L-arginine consumption by macrophages modulates the expression of CD3 zeta chain in T lymphocytes.

L-Arginine plays a central role in the normal function of several organs including the immune system. It is metabolized in macrophages by inducible nitric oxide synthase to produce nitric oxide, important in the cytotoxic mechanisms, and by arginase I (ASE I) and arginase II (ASE II) to synthesize L-ornithine and urea, the first being the precursor for the production of polyamines needed for cell proliferation. L-Arginine availability can modulate T cell function. Human T cells stimulated and cultured in the absence of L-arginine lose the expression of the TCR zeta-chain (CD3zeta) and have an impaired proliferation and a decreased cytokine production. The aim of this work was to test whether activated macrophages could modulate extracellular levels of L-arginine and alter T cell function, and to determine which metabolic pathway was responsible for this event. The results show that macrophages stimulated with IL-4 + IL-13 up-regulate ASE I and cationic amino acid transporter 2B, causing a rapid reduction of extracellular levels of L-arginine and inducing decreased expression of CD3zeta and diminished proliferation in normal T lymphocytes.
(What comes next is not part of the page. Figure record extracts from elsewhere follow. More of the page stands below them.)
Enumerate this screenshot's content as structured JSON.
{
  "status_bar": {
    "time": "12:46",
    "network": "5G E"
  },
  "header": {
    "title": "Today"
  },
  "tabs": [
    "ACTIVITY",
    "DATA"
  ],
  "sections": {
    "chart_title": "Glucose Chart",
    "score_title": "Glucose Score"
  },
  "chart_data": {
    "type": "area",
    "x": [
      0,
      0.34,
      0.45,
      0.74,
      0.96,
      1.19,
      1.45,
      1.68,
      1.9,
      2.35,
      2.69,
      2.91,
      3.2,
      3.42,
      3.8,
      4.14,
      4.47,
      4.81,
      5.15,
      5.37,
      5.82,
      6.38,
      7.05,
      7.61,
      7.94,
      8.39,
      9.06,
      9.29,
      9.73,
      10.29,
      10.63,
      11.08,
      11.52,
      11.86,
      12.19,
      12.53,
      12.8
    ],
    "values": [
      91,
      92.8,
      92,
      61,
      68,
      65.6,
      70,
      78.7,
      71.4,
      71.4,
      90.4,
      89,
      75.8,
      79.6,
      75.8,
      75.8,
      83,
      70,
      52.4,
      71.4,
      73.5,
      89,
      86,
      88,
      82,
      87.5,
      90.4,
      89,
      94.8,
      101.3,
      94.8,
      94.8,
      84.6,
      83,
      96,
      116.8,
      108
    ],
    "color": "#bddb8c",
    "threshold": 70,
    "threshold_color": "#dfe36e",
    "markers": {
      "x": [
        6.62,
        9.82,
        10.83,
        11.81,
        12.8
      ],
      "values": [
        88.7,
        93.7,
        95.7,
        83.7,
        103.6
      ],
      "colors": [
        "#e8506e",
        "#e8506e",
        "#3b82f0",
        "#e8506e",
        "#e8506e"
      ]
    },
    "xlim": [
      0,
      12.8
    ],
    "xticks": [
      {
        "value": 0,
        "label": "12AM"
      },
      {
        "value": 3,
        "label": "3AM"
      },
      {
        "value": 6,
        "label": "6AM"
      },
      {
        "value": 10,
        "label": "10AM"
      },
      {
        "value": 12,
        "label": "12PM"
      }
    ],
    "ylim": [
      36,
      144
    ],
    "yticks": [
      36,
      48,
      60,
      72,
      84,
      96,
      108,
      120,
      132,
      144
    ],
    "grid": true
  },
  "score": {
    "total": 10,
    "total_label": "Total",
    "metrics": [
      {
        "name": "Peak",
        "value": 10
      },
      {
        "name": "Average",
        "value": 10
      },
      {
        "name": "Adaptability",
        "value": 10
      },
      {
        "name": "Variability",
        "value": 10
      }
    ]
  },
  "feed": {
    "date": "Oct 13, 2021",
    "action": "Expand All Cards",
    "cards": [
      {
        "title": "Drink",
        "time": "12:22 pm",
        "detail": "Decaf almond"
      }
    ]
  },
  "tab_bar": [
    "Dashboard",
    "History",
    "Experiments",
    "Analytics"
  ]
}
Competitive inhibitors of ASE I or the addition of excess L-arginine lead to the re-expression of CD3zeta and recovery of T cell proliferation. In contrast, inducible nitric oxide synthase or ASE II failed to significantly reduce the extracellular levels of L-arginine and modulate CD3zeta expression. These results may provide new insights into the mechanisms leading to T cell dysfunction and the down-regulation of CD3zeta in cancer and chronic infectious diseases.